Consider the following product table (which is highly trimmed down):
`id` int AUTO_INCREMENT
`category_id` int
`subcategory_id` int
`vendor_id` int
`price` decimal(6,2)
`inserted_at` timestamp
For a given category ID, I am attempting to retrieve a list containing the vendor with the lowest latest price for each subcategory. With "latest" I mean that vendors may have multiple prices for a given category ID/subcategory ID combination, so only the most recently inserted price for that category ID/subcategory ID/vendor ID should be used. If there's a tie between 2 or more vendor's prices, the lowest id should be used as the tie-breaker.
For example, with this data:
id | category_id | subcategory_id | vendor_id | price | inserted_at
---------------------------------------------------------------------------
1 | 1 | 2 | 3 | 16.00 | 2015-07-23 04:00:00
2 | 1 | 1 | 2 | 9.00 | 2015-07-26 08:00:00
3 | 1 | 2 | 4 | 16.00 | 2015-08-02 10:00:00
4 | 1 | 1 | 1 | 7.00 | 2015-08-04 11:00:00
5 | 1 | 1 | 1 | 11.00 | 2015-08-09 16:00:00
So, first find the most recent prices for every subcategory/vendor combination (row with price=7.00 would be removed because it's not the most recent for that vendor in that subcategory). Then for subcategory 1 the lowest price would be 9 (so vendor_id = 2) and for subcategory 2 the lowest price is 16 (two vendors tie ()ids 3 and 4) so we choose the one with lowest vendor_id = 3).

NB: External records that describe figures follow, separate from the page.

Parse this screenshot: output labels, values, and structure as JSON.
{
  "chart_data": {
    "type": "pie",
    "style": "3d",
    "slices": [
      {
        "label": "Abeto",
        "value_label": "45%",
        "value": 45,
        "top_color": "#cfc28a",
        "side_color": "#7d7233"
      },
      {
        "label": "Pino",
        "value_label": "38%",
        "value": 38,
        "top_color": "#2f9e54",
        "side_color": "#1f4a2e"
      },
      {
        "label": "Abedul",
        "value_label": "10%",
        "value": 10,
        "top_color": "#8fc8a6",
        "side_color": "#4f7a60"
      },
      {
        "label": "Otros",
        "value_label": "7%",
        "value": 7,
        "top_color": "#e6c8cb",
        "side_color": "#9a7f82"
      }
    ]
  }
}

I would expect the following results for category_id = 1:
subcategory_id | vendor_id | price
----------------------------------
1 | 2 | 9.00
2 | 3 | 16.00
Here's what I have so far. I feel like it's already starting to get out of hand and this doesn't even account for ties between 2 or more vendor's prices.
SELECT c.subcategory_id, c.vendor_id, c.price
FROM products AS c
JOIN
(
SELECT MIN(a.price) AS min_price,
a.subcategory_id
FROM products AS a
JOIN
(
SELECT MAX(`inserted_at`) AS latest_price_time,
vendor_id,
subcategory_id
FROM products
WHERE category_id = 1
GROUP BY vendor_id, subcategory_id
) AS b
ON a.inserted_at = b.latest_price_time AND a.vendor_id = b.vendor_id AND a.subcategory_id = b.subcategory_id
WHERE a.category_id = 1
GROUP BY a.subcategory_id
) AS d
ON c.price = d.min_price AND c.subcategory_id = d.subcategory_id
WHERE c.category_id = 1
Before I go any further, I wanted to see if there was an easier way. When it comes to grouping/aggregating results of additional groupings/aggregations, is there a method that will give me the best performance (most important) and/or be easier to read (less important)?